Aku menjawab dengan sedikit gugup, tapi mata Hinami langsung berbinar setelah mendengarnya.

"B-benar!? Aku senang sekali! Kalau dipuji oleh Ryo-kun, rasanya sangat menyenangkan!"

Setelah itu, kini giliran Hinami yang memperhatikanku dengan tatapan penuh minat.

"Ryo-kun sendiri juga kelihatan sangat terlatih, ya? Perutmu cukup berotot, dan lenganmu juga..."

"Oh, ini? Aku dulu sering berlatih. Ototnya masih tersisa dari masa itu. Sekarang sih sudah agak menurun karena jarang latihan."

"Eh!? Jadi dulu lebih berotot lagi!?"

"Yah, kurang lebih begitu."

"Wah, keren! Aku selalu menganggap orang yang rajin berlatih itu sangat menarik!"

"T-terima kasih, Hinami."

"Ya! Ayo kita pergi, Ryo-kun!"

"Oke!"

Setelah mengobrol sebentar, aku dan Hinami pun menyusul Yuri dan Koi-san yang sudah berjalan lebih dulu.

Tapi... aku cukup terkejut mendengar Hinami mengatakan kalau dia menyukai pria yang berotot. Rasanya sudah lama sejak terakhir kali aku mendengar pujian seperti itu darinya.

Ternyata dia lebih suka tipe pria yang atletis, ya? Aku tidak pernah menyangka itu, jadi cukup mengejutkan.

*** 

"Wah~. Nyaman sekali~. Memang kalau musim panas itu paling enak ke kolam renang, ya~."

Yuri bersandar di pelampung berbentuk donat, mengapung di permukaan air dengan wajah penuh kepuasan, membiarkan dirinya terbawa arus kolam.

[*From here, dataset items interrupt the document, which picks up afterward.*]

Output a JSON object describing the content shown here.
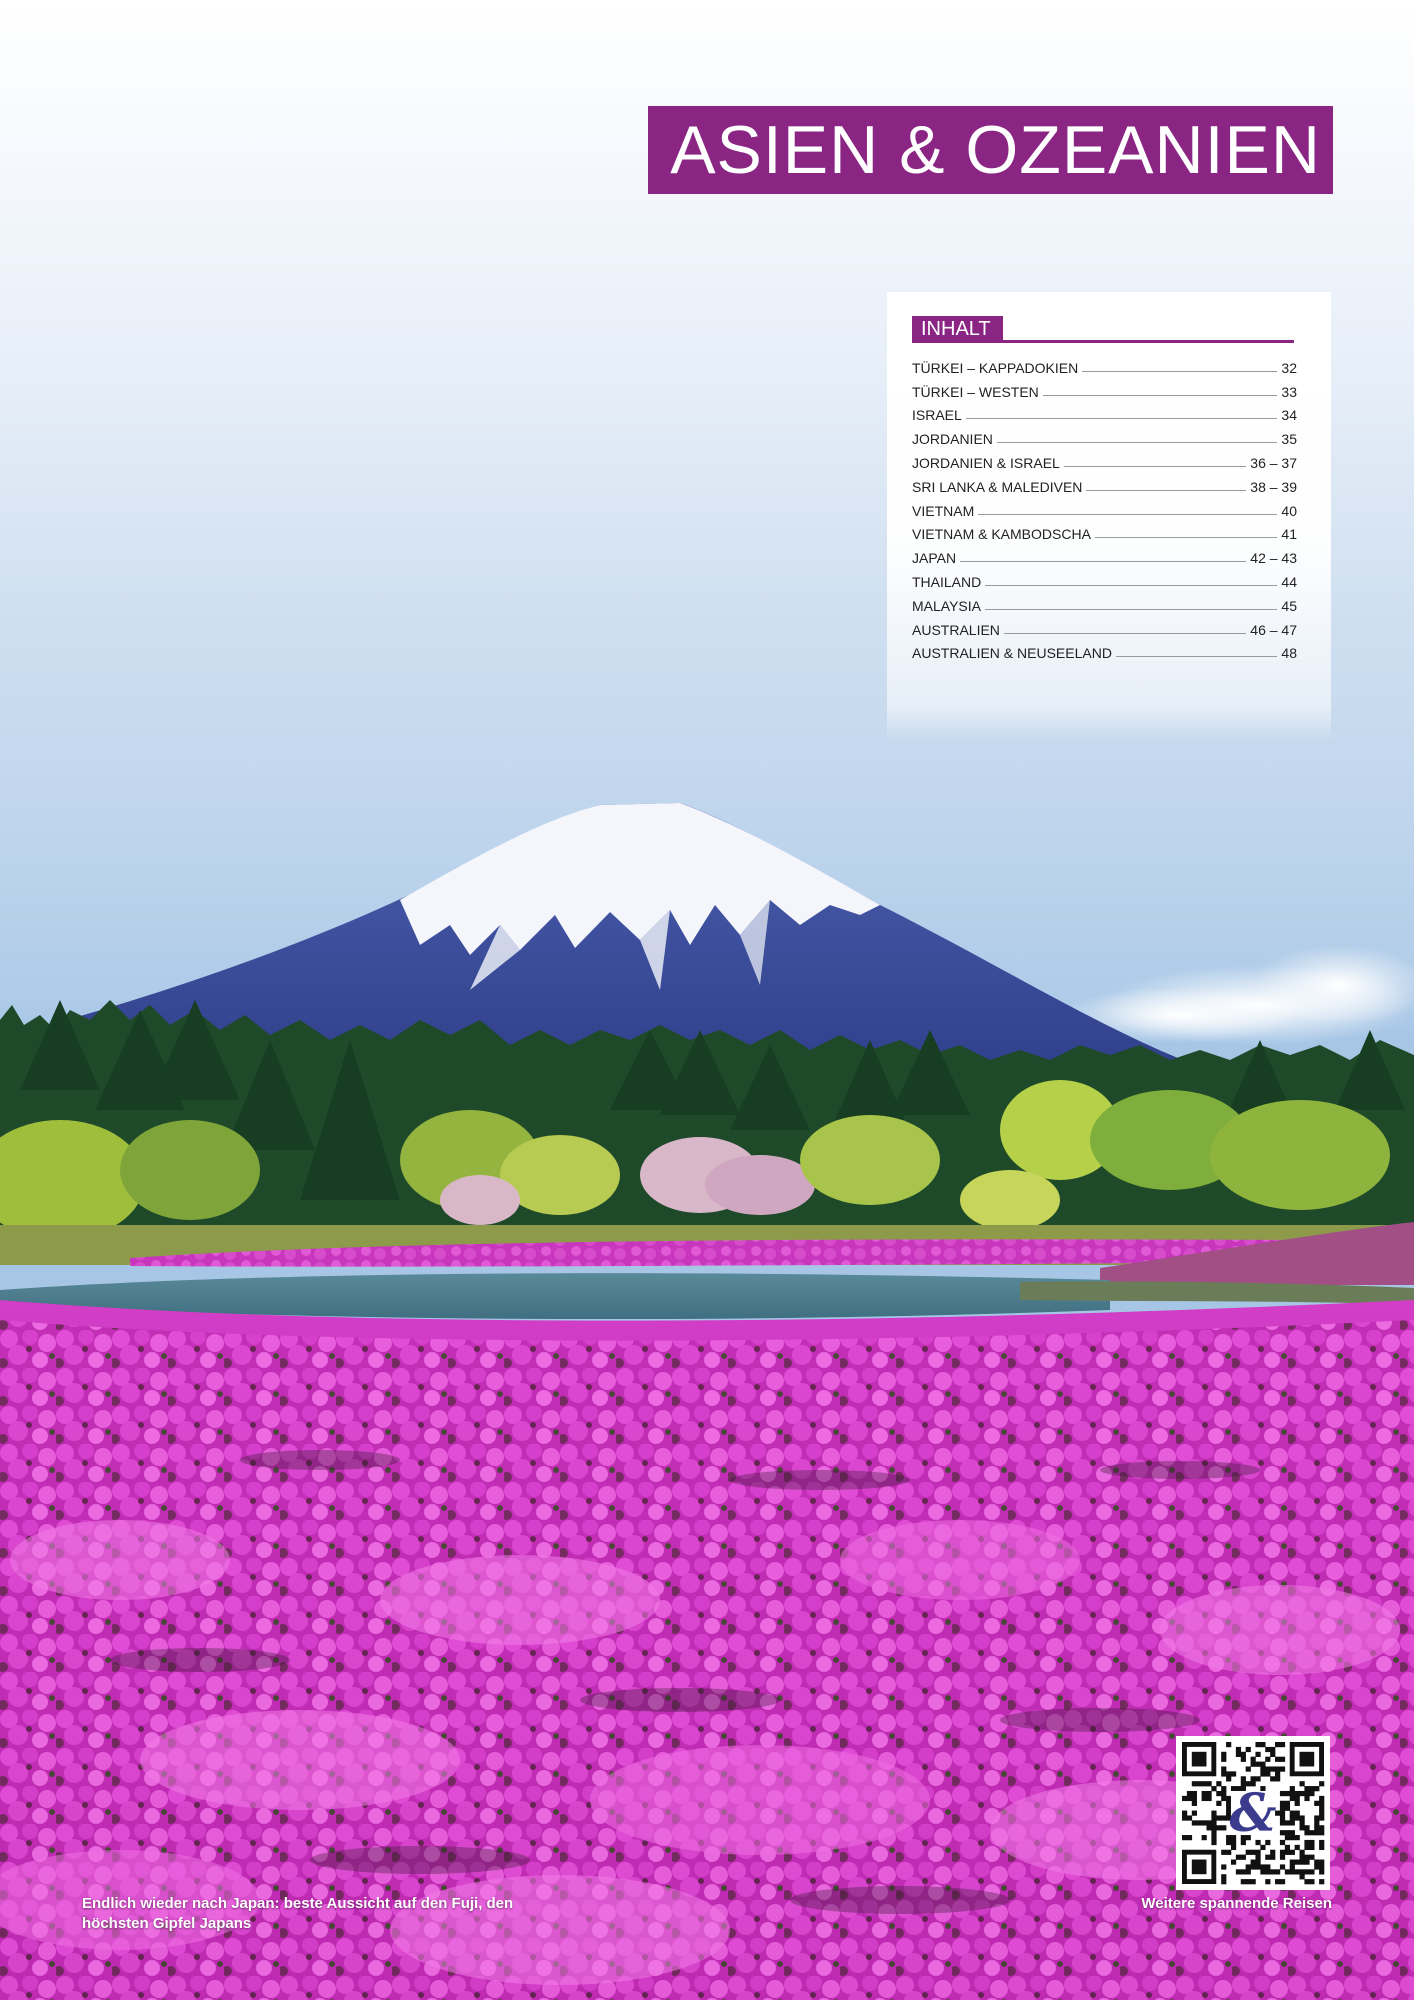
{
  "header": {
    "title": "ASIEN & OZEANIEN",
    "accent_color": "#8a2583"
  },
  "toc": {
    "heading": "INHALT",
    "entries": [
      {
        "label": "TÜRKEI – KAPPADOKIEN",
        "page": "32"
      },
      {
        "label": "TÜRKEI – WESTEN",
        "page": "33"
      },
      {
        "label": "ISRAEL",
        "page": "34"
      },
      {
        "label": "JORDANIEN",
        "page": "35"
      },
      {
        "label": "JORDANIEN & ISRAEL",
        "page": "36 – 37"
      },
      {
        "label": "SRI LANKA & MALEDIVEN",
        "page": "38 – 39"
      },
      {
        "label": "VIETNAM",
        "page": "40"
      },
      {
        "label": "VIETNAM & KAMBODSCHA",
        "page": "41"
      },
      {
        "label": "JAPAN",
        "page": "42 – 43"
      },
      {
        "label": "THAILAND",
        "page": "44"
      },
      {
        "label": "MALAYSIA",
        "page": "45"
      },
      {
        "label": "AUSTRALIEN",
        "page": "46 – 47"
      },
      {
        "label": "AUSTRALIEN & NEUSEELAND",
        "page": "48"
      }
    ]
  },
  "photo": {
    "caption": "Endlich wieder nach Japan: beste Aussicht auf den Fuji, den höchsten Gipfel Japans"
  },
  "qr": {
    "icon": "qr-code-icon",
    "center_glyph": "&",
    "link_label": "Weitere spannende Reisen"
  }
}
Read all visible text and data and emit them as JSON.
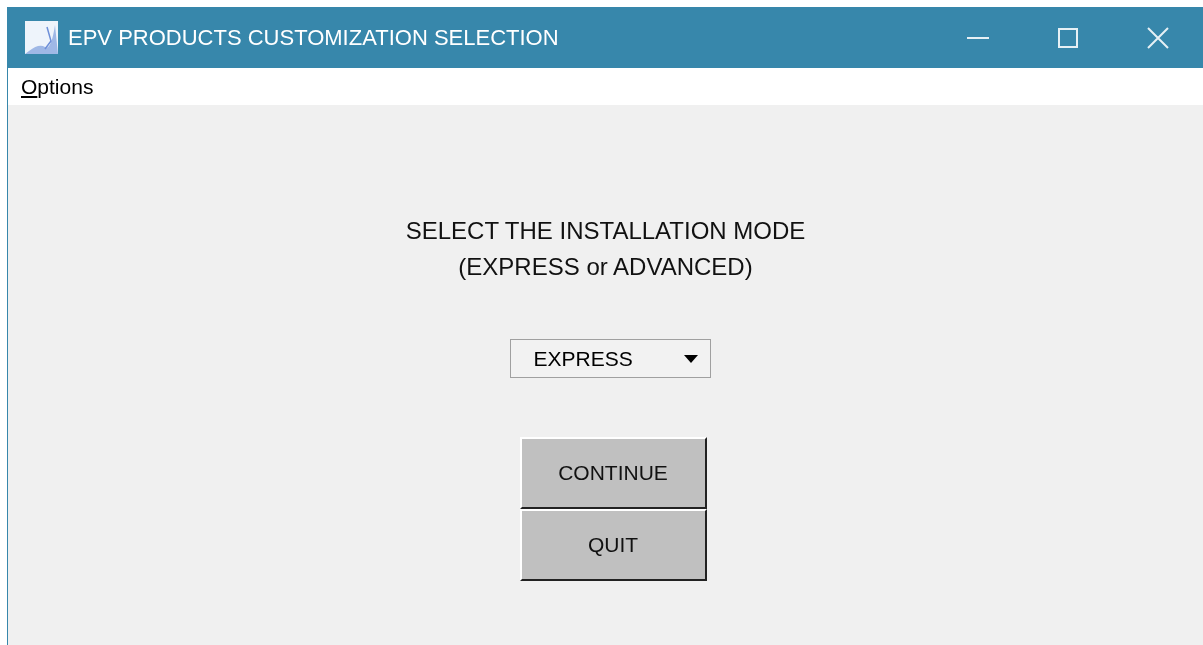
{
  "window": {
    "title": "EPV PRODUCTS CUSTOMIZATION SELECTION"
  },
  "menu": [
    {
      "label": "Options",
      "mnemonic_underlined": true
    }
  ],
  "heading": [
    "SELECT THE INSTALLATION MODE",
    "(EXPRESS or ADVANCED)"
  ],
  "mode_select": {
    "value": "EXPRESS"
  },
  "buttons": [
    {
      "label": "CONTINUE"
    },
    {
      "label": "QUIT"
    }
  ]
}
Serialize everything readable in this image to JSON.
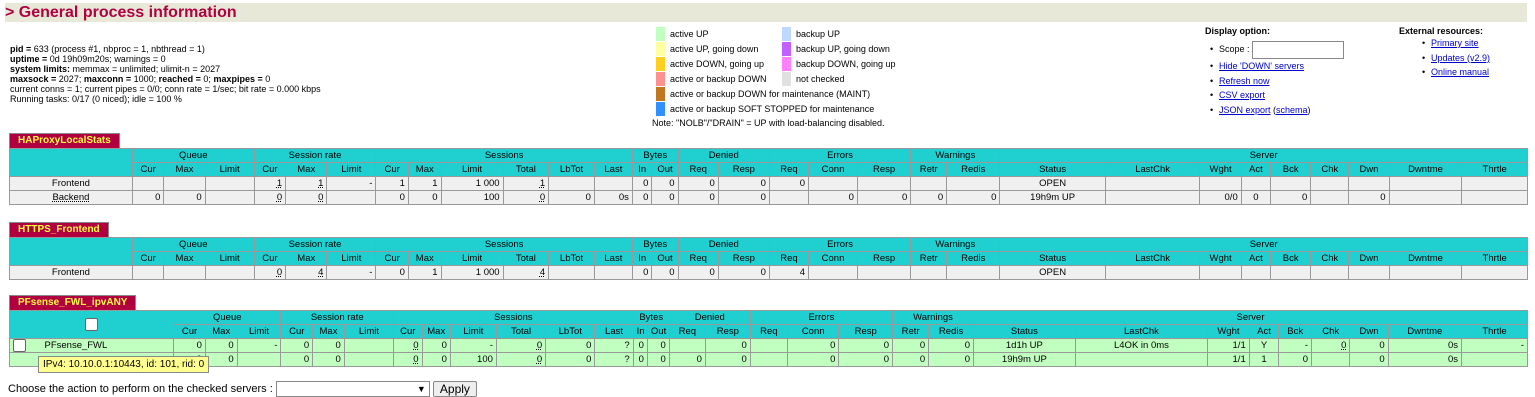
{
  "title": "> General process information",
  "info": {
    "l1a": "pid = ",
    "l1b": "633 (process #1, nbproc = 1, nbthread = 1)",
    "l2a": "uptime = ",
    "l2b": "0d 19h09m20s; warnings = 0",
    "l3a": "system limits:",
    "l3b": " memmax = unlimited; ulimit-n = 2027",
    "l4a": "maxsock = ",
    "l4b": "2027; ",
    "l4c": "maxconn = ",
    "l4d": "1000; ",
    "l4e": "reached = ",
    "l4f": "0; ",
    "l4g": "maxpipes = ",
    "l4h": "0",
    "l5": "current conns = 1; current pipes = 0/0; conn rate = 1/sec; bit rate = 0.000 kbps",
    "l6": "Running tasks: 0/17 (0 niced); idle = 100 %"
  },
  "legend": {
    "items": [
      {
        "label": "active UP",
        "color": "#c0ffc0"
      },
      {
        "label": "active UP, going down",
        "color": "#ffffa0"
      },
      {
        "label": "active DOWN, going up",
        "color": "#ffd020"
      },
      {
        "label": "active or backup DOWN",
        "color": "#ff9090"
      },
      {
        "label": "active or backup DOWN for maintenance (MAINT)",
        "color": "#c07820"
      },
      {
        "label": "active or backup SOFT STOPPED for maintenance",
        "color": "#3090ff"
      },
      {
        "label": "backup UP",
        "color": "#c0d8ff"
      },
      {
        "label": "backup UP, going down",
        "color": "#c060ff"
      },
      {
        "label": "backup DOWN, going up",
        "color": "#ff80ff"
      },
      {
        "label": "not checked",
        "color": "#e0e0e0"
      }
    ],
    "note": "Note: \"NOLB\"/\"DRAIN\" = UP with load-balancing disabled."
  },
  "display": {
    "title": "Display option:",
    "scope": "Scope :",
    "hide": "Hide 'DOWN' servers",
    "refresh": "Refresh now",
    "csv": "CSV export",
    "json": "JSON export",
    "schema": "schema"
  },
  "external": {
    "title": "External resources:",
    "primary": "Primary site",
    "updates": "Updates (v2.9)",
    "manual": "Online manual"
  },
  "groups": {
    "queue": "Queue",
    "srate": "Session rate",
    "sessions": "Sessions",
    "bytes": "Bytes",
    "denied": "Denied",
    "errors": "Errors",
    "warnings": "Warnings",
    "server": "Server"
  },
  "cols": [
    "Cur",
    "Max",
    "Limit",
    "Cur",
    "Max",
    "Limit",
    "Cur",
    "Max",
    "Limit",
    "Total",
    "LbTot",
    "Last",
    "In",
    "Out",
    "Req",
    "Resp",
    "Req",
    "Conn",
    "Resp",
    "Retr",
    "Redis",
    "Status",
    "LastChk",
    "Wght",
    "Act",
    "Bck",
    "Chk",
    "Dwn",
    "Dwntme",
    "Thrtle"
  ],
  "proxies": [
    {
      "name": "HAProxyLocalStats",
      "rows": [
        [
          "Frontend",
          "",
          "",
          "",
          "1",
          "1",
          "-",
          "1",
          "1",
          "1 000",
          "1",
          "",
          "",
          "0",
          "0",
          "0",
          "0",
          "0",
          "",
          "",
          "",
          "",
          "OPEN",
          "",
          "",
          "",
          "",
          "",
          "",
          "",
          ""
        ],
        [
          "Backend",
          "0",
          "0",
          "",
          "0",
          "0",
          "",
          "0",
          "0",
          "100",
          "0",
          "0",
          "0s",
          "0",
          "0",
          "0",
          "0",
          "",
          "0",
          "0",
          "0",
          "0",
          "19h9m UP",
          "",
          "0/0",
          "0",
          "0",
          "",
          "0",
          "",
          ""
        ]
      ]
    },
    {
      "name": "HTTPS_Frontend",
      "rows": [
        [
          "Frontend",
          "",
          "",
          "",
          "0",
          "4",
          "-",
          "0",
          "1",
          "1 000",
          "4",
          "",
          "",
          "0",
          "0",
          "0",
          "0",
          "4",
          "",
          "",
          "",
          "",
          "OPEN",
          "",
          "",
          "",
          "",
          "",
          "",
          "",
          ""
        ]
      ]
    },
    {
      "name": "PFsense_FWL_ipvANY",
      "rows": [
        [
          "PFsense_FWL",
          "0",
          "0",
          "-",
          "0",
          "0",
          "",
          "0",
          "0",
          "-",
          "0",
          "0",
          "?",
          "0",
          "0",
          "",
          "0",
          "",
          "0",
          "0",
          "0",
          "0",
          "1d1h UP",
          "L4OK in 0ms",
          "1/1",
          "Y",
          "-",
          "0",
          "0",
          "0s",
          "-"
        ],
        [
          "",
          "0",
          "0",
          "",
          "0",
          "0",
          "",
          "0",
          "0",
          "100",
          "0",
          "0",
          "?",
          "0",
          "0",
          "0",
          "0",
          "",
          "0",
          "0",
          "0",
          "0",
          "19h9m UP",
          "",
          "1/1",
          "1",
          "0",
          "",
          "0",
          "0s",
          ""
        ]
      ]
    }
  ],
  "tooltip": "IPv4: 10.10.0.1:10443, id: 101, rid: 0",
  "bottom": {
    "label": "Choose the action to perform on the checked servers :",
    "apply": "Apply"
  }
}
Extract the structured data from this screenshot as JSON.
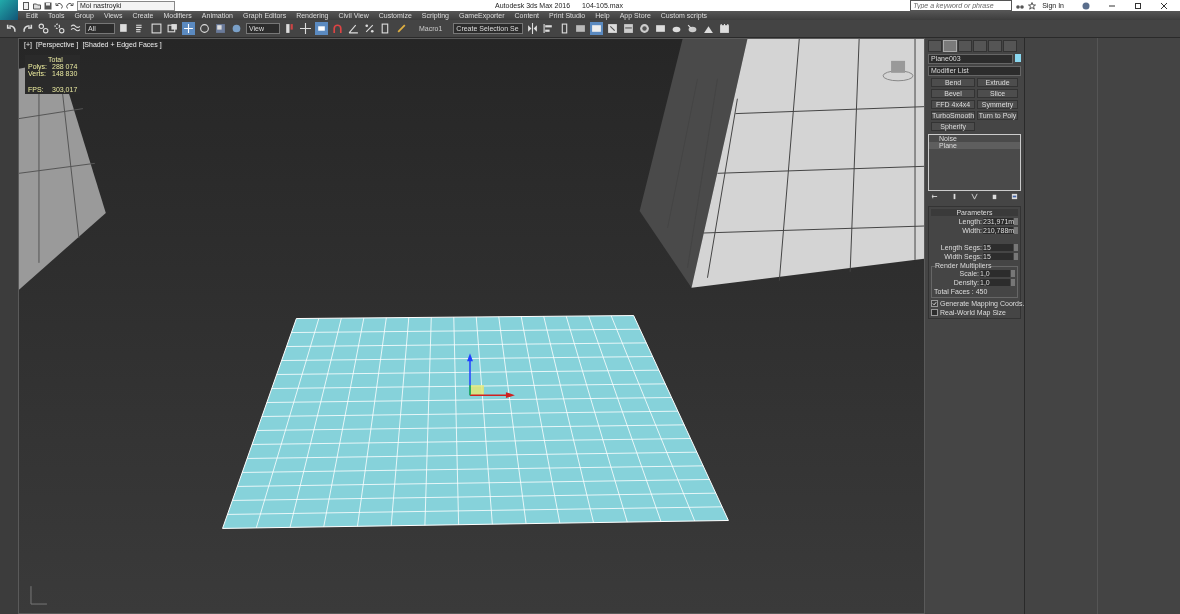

Saat ini, kami berada di kolam arus. Kolam berbentuk lingkaran ini memiliki arus air yang lembut, sehingga tubuh kami secara otomatis terbawa mengitari kolam tanpa perlu berenang.

Karena ini adalah kolam pertama yang kami masuki, kami memilih tempat yang tenang dan santai seperti ini.

Sudah hampir sepuluh menit kami di sini, tapi arusnya begitu nyaman hingga rasanya ingin tetap berendam lebih lama.

Kami membiarkan diri terbawa arus sambil mengobrol santai.

"Memang paling enak kalau pertama masuk kolam itu di sini, ya~."

"Iya. Orangnya memang cukup banyak, tapi karena tempatnya luas, sama sekali tidak terasa sesak!"

Yuri tampak begitu menikmati suasana, sementara Hinami tersenyum ceria.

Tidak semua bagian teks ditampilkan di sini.